How quickly legal betting becomes commonplace isn't yet clear, but some states are poised to move quickly. For example, a race track in New Jersey plans to open a sports book by Memorial Day weekend.
While some states chase the promise of new revenue–the American Gaming Association estimates that $150 million is bet illegally each year–the decision brings a host of ethical challenges. We asked Associate Professor and Chair of Philosophy Sean McKeever a couple of questions about how widespread gambling could affect sports. This fall, McKeever will teach "The Philosophy of Sport," where the class will explore sports ethics in detail.
How does an ethicist examine gambling–something most people consider unethical?
Well, some people think gambling is a vice pure and simple, but unless one can spell out why it is a vice, this can seem like undue moralizing. Others think gambling ought to be forbidden because gamblers harm themselves.
Talking about gambling this way quickly becomes a classic argument that pits paternalism against freedom. If we are not harming others, shouldn't we be free to dispose of our money as we see fit? We do not generally forbid people from making foolish financial decisions.
Finally, some people think gambling is wrong because it has widespread harmful effects on society, like encouraging debt, or greed, or crime. If this is the argument, then it is important not just to assume that gambling has those effects. One needs to look carefully at the evidence.
However, I think one thing is clear: We shouldn't lump all gambling together; some forms of gambling might pose different threats than others.
So, wagering on sports is different than other casino games?
What strikes me as potentially distinctive about sports gambling is that sports (unlike most other forms of gambling) have a real value outside of gambling. No one would play poker or take guesses at the roulette wheel unless doing so was a way of resolving a bet.

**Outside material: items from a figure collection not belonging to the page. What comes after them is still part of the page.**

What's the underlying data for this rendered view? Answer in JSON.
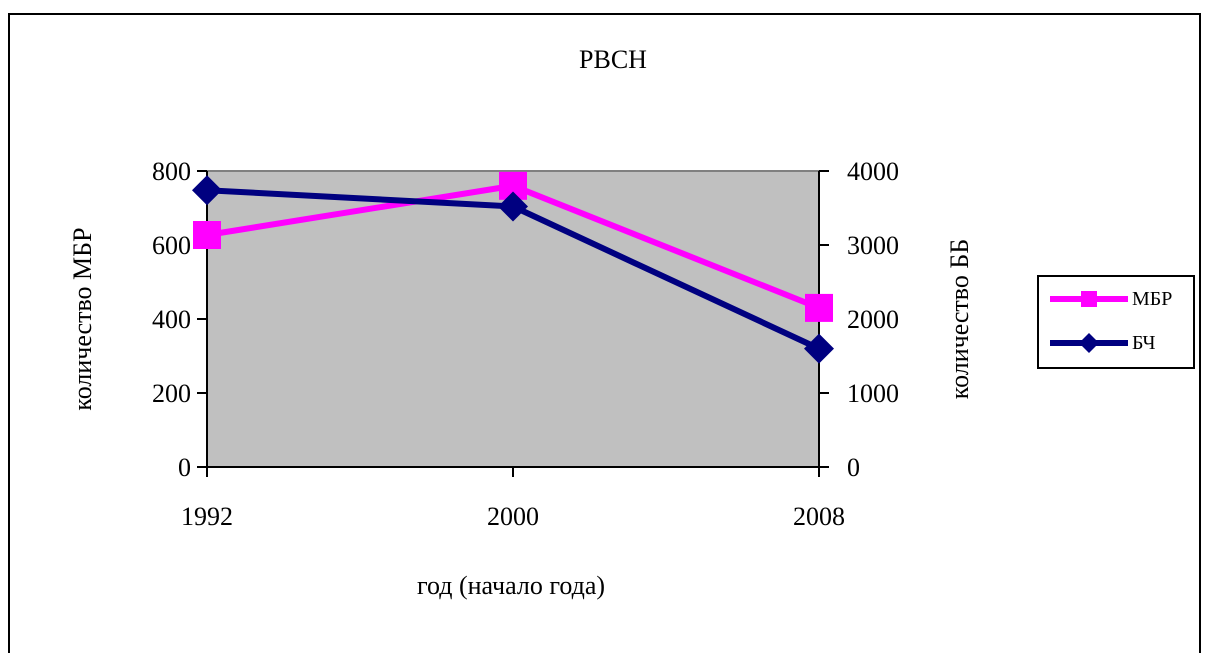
{
  "chart_data": {
    "type": "line",
    "title": "РВСН",
    "xlabel": "год (начало года)",
    "ylabel": "количество МБР",
    "y2label": "количество ББ",
    "categories": [
      "1992",
      "2000",
      "2008"
    ],
    "ylim": [
      0,
      800
    ],
    "y2lim": [
      0,
      4000
    ],
    "yticks": [
      "0",
      "200",
      "400",
      "600",
      "800"
    ],
    "y2ticks": [
      "0",
      "1000",
      "2000",
      "3000",
      "4000"
    ],
    "plot_background": "#c0c0c0",
    "grid": false,
    "legend_position": "right",
    "series": [
      {
        "name": "МБР",
        "axis": "left",
        "color": "#ff00ff",
        "marker": "square",
        "values": [
          627,
          760,
          430
        ]
      },
      {
        "name": "БЧ",
        "axis": "right",
        "color": "#000080",
        "marker": "diamond",
        "values": [
          3740,
          3520,
          1600
        ]
      }
    ]
  }
}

But we could very well have basketball, soccer, tennis, football and so on without gambling.
So, sports gambling is special because it presents a threat to an otherwise valuable human activity.
So, sports gambling requires special consideration because it affects something many Americans enjoy?
I don't think it's any surprise that the parties who lost their case in the Supreme Court were all sports leagues. The stakes are really high. They fear that the spread of sports betting will damage their leagues, which are built on the premise of fair play.
And if that is a concern, it is important to be concrete and realistic. We should avoid high-minded but ultimately empty tsk-tsk-ing. If Davidson plays an A10 tournament game, nothing is tainted merely because someone out in Nevada puts a bet on it. However, history teaches that the money behind gambling has interests of its own and that can lead to corruption, like the infamous 1919 "Black Sox" scandal. The question to ask, and I am agnostic about the answer, is how much risk of corruption does gambling create?
What would happen if widespread legal gambling began to affect the outcomes of games?
The consequences are huge. The NCAA basketball tournament would not generate more than a billion dollars in revenue if fans thought–or even strongly suspected–that the games were fixed. And beyond money, almost every devoted athlete cares deeply that games are won or lost on the basis of fair play and athletic skill. If that ceased to be the case, I think most athletes would feel that what they most love about sport had been lost.